Es wird eine kultursoziologische Analyse angewandt, die theoretische Konzepte (Reimann) mit empirischen Fallbeispielen aus Sizilien verknüpft.
Was wird im Hauptteil der Arbeit behandelt?
Der Hauptteil befasst sich detailliert mit den Fallstudien Gela und Riesi sowie mit den kulturellen Besonderheiten Siziliens, insbesondere der Überlagerungsmentalität und der sozialen Sicherung durch Familismus.
Welche Schlüsselwörter charakterisieren die Arbeit?
Die Arbeit wird maßgeblich durch Begriffe wie Autochthonie, Modernisierungsdruck, kulturelle Siebung, Klientelismus und die Dichotomie zwischen Tradition und Moderne definiert.
Warum ist das Projekt in Gela aus soziologischer Sicht gescheitert?
Obwohl durch die Ansiedlung von Industrie eine „Teilkultur der Moderne“ entstand, kam es zu keiner echten Integration, sondern zu einer räumlichen und sozialen Segregation, da die autochthonen Strukturen in der Altstadt weitgehend unangetastet blieben.
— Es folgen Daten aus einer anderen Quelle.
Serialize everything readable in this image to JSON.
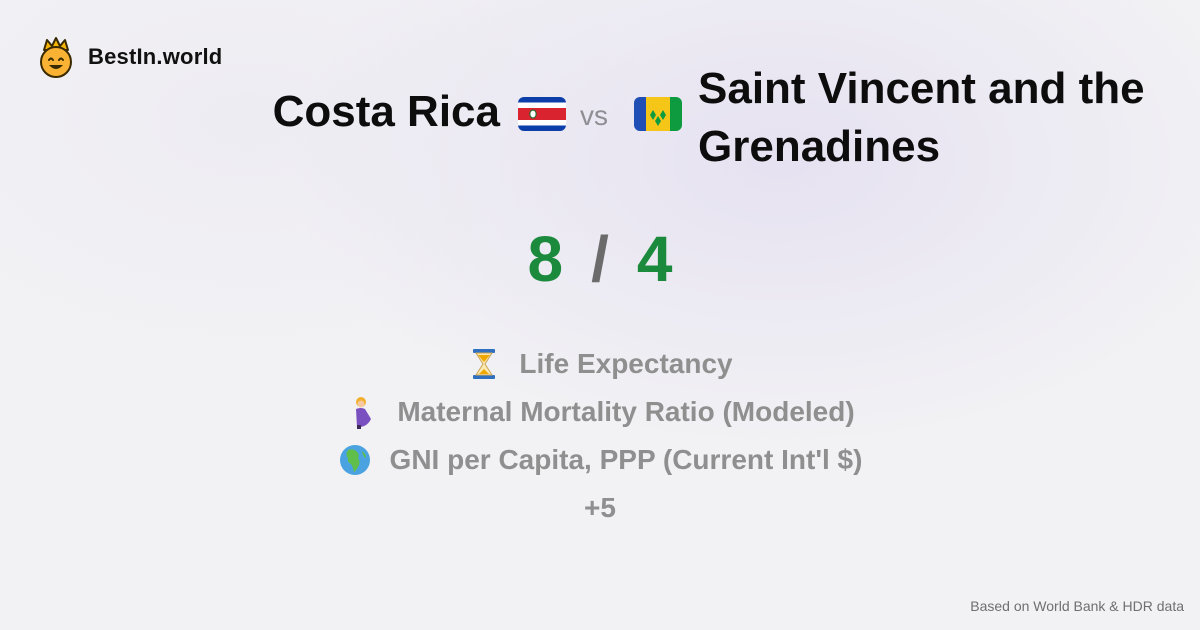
{
  "brand": {
    "name": "BestIn.world",
    "icon": "crowned-smiley-icon"
  },
  "comparison": {
    "country_a": "Costa Rica",
    "country_b": "Saint Vincent and the Grenadines",
    "vs_label": "vs",
    "flag_a": "costa-rica-flag-icon",
    "flag_b": "saint-vincent-flag-icon"
  },
  "score": {
    "a": "8",
    "separator": "/",
    "b": "4",
    "color": "#1b8a3d"
  },
  "metrics": [
    {
      "icon": "hourglass-icon",
      "label": "Life Expectancy"
    },
    {
      "icon": "pregnant-woman-icon",
      "label": "Maternal Mortality Ratio (Modeled)"
    },
    {
      "icon": "globe-africa-icon",
      "label": "GNI per Capita, PPP (Current Int'l $)"
    }
  ],
  "more_label": "+5",
  "footer": "Based on World Bank & HDR data"
}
Welche Rolle spielt die Mafia innerhalb der beschriebenen Strukturen?
Die Mafia fungiert als Teil des Patronage-Systems, welches auf asymmetrischen Abhängigkeiten basiert und durch das „solidarische Schweigen“ (Omertà) den Zugriff staatlicher Institutionen erschwert.
Wie verändert sich das Bewusstsein der Sizilianer laut dem Fazit?
Obwohl eine vollständige Identifikation mit der modernen Kultur fehlt, finden Lernprozesse statt, die das bisherige System nicht mehr als alternativloses Schicksal erscheinen lassen.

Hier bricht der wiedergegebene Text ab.